Жадным я не был, но, черт побери, почему бы мне не подработать еще и охотой? Эту утку я отдаю бесплатно на итээровский котел, а другие, которых я настреляю, пойдут уже по счетам. Мечты одна заманчивее другой мелькают у меня в голове. Горы уток набиты мною... масса денег... Но в дальнейшем, как я ни старался, больше ни одной утки не убил. Почему? А этого никто не знает. И я не знаю. Старался, да еще как! Но не получалось. И патронов не жалел, а вот не выходило. Зато как-то подстрелил двух рябчиков. И опять Леманов полез ко мне со своими счетами, и опять я сглупил — согласился. И, конечно, больше ни одного рябчика не убил. Кончилась моя охота в тайге тем, что я продал ружье одному рабочему со всеми боеприпасами, патронташем и ягдташем.
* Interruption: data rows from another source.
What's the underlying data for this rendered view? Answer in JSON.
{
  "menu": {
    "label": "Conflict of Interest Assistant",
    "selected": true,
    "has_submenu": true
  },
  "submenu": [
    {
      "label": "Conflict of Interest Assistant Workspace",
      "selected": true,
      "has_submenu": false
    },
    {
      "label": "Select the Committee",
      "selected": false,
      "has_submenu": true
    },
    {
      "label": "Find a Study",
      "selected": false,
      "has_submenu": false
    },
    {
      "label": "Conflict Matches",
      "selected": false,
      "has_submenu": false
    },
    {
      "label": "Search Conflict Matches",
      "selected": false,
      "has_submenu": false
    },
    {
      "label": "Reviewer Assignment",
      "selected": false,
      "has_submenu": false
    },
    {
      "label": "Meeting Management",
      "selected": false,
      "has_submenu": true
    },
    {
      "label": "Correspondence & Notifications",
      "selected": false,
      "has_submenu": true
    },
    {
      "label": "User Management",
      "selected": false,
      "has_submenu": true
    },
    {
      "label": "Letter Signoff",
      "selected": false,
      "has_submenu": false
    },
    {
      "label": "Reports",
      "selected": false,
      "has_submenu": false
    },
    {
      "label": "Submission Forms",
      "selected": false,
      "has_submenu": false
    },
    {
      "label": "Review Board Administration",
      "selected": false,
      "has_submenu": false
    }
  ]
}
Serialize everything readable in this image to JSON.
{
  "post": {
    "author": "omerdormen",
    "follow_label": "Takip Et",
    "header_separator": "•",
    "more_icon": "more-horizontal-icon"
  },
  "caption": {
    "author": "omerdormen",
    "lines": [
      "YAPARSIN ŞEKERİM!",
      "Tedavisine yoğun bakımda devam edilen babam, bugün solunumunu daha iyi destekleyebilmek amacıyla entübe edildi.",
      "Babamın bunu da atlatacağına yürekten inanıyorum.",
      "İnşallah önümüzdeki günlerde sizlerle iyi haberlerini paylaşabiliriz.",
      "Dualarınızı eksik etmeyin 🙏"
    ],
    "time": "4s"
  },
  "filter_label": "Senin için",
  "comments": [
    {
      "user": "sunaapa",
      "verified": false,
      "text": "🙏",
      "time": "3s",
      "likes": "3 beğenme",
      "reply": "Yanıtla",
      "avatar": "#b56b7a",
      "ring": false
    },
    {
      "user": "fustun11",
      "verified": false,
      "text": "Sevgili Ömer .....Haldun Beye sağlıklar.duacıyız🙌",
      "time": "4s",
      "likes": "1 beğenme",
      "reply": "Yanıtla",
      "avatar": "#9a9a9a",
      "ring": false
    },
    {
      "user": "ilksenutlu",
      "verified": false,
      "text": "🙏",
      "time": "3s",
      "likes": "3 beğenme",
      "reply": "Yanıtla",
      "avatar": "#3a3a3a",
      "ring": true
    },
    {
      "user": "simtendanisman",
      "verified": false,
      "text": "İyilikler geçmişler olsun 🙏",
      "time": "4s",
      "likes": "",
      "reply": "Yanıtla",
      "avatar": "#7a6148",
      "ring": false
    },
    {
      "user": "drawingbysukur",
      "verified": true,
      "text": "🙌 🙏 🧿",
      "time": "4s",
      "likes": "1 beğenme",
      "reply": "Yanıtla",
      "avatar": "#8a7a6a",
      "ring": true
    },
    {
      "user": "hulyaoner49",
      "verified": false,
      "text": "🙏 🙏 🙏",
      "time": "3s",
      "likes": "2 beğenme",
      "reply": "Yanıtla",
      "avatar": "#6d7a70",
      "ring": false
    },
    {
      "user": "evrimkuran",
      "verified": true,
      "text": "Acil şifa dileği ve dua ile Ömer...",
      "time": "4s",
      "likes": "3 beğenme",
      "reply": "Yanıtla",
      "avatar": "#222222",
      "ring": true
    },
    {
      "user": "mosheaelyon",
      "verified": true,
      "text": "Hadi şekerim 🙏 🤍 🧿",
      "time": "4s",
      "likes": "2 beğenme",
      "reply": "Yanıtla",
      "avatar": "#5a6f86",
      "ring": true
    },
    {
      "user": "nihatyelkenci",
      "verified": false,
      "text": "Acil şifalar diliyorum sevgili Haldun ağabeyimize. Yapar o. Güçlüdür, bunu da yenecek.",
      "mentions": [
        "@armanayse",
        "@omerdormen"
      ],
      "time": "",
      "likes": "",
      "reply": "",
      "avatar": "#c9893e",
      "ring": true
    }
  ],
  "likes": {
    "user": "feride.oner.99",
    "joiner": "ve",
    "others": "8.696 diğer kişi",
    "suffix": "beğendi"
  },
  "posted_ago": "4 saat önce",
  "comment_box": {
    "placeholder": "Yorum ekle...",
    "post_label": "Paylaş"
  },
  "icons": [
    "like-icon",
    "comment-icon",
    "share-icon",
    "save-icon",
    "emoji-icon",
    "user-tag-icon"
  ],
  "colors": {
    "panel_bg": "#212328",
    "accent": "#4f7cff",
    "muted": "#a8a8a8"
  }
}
Правда, ягдташ работяга не хотел покупать. Он вертел его и так и этак, рассматривая, как диковину. «Зачем он мне? — бурчал он. — Надо, так я птицу и в мешок суну». Но я сказал — иначе не продам ружье, если он не купит со всеми причиндалами, и работяга, вздыхая, купил и ягдташ. И в тот же вечер от костра рабочих потянуло вкусным запахом вареной дичи, в то время как мы, итээровцы, ели пресные лепешки с консервами.
Как пишут в романах — время шло. И вот наступило то мирное, послевоенное затишье, когда можно было подумать и о себе. Стал я писать роман. Написал. Появились у меня деньги, и купил я ружье «Перно Шуман», то самое, о котором говорил в начале рассказа. Двустволка, с пистолетной ложей, с тонкой, прямо девичьей шейкой. Я мог бы запросто выходить с таким ружьем на дуэль. Легко держал его на вытянутой руке, и она не дрожала. Ну и, конечно, опять патронташ и сумка для дичи. И я крадусь к краю поляны. Там на ветках березняка сидит тетеревиный выводок. Это было на Карельском перешейке, на высоком мысу, охваченном быстрыми водами Суванта-ярви.
Бью! И на земле кувыркается, хлопает крыльями молодой тетерев. Первый в моей жизни тетерев. Я бросаюсь на него. Вонзаюсь пальцами, словно боюсь, что он улетит. Сую в ягдташ, заталкиваю на самое дно. И только после этого перевожу дыхание. Сердце бьет ударов двести в минуту, не меньше. Радости нет конца. Но уж так, видно, устроен мир, что радость в чистом виде, да еще надолго, никогда не приходит. Как с неба сваливается человек, и не какой-нибудь, а егерь, и требует путевку, А ее у меня нет и никогда не было. Охотничий билет есть, а путевки нет. Начинается разговор. С его стороны крупный, с моей — мелкий. Он мне одно, я ему другое. Он мне грозит штрафом, я прошу прощения. Он не хочет прощать. Но я настойчиво заверяю его, что больше так делать не буду. Он требует деньги. А у меня их нет. Он тянет руку к моему ружью. Хочет ухватить его за тонкую девичью шейку... И вдруг гроза! С громом, с ливнем! И мы бежим в укрытие, в землянку. В ту пору их было много после войны, полуобвалившихся, с лягушками на земляном полу, с запахом тления и плесени. Снаружи вовсю хлещет ливень, а нам хорошо. Егерь хлопает себя по карманам. Во рту у него папироса. Но спичек нет. Зато спички есть у меня. Сидим, курим. Говорим о том о сем. И ему как-то уже неудобно снова заводите разговор о штрафе. А я, конечно, помалкиваю. И к концу грозы мы уже друзья.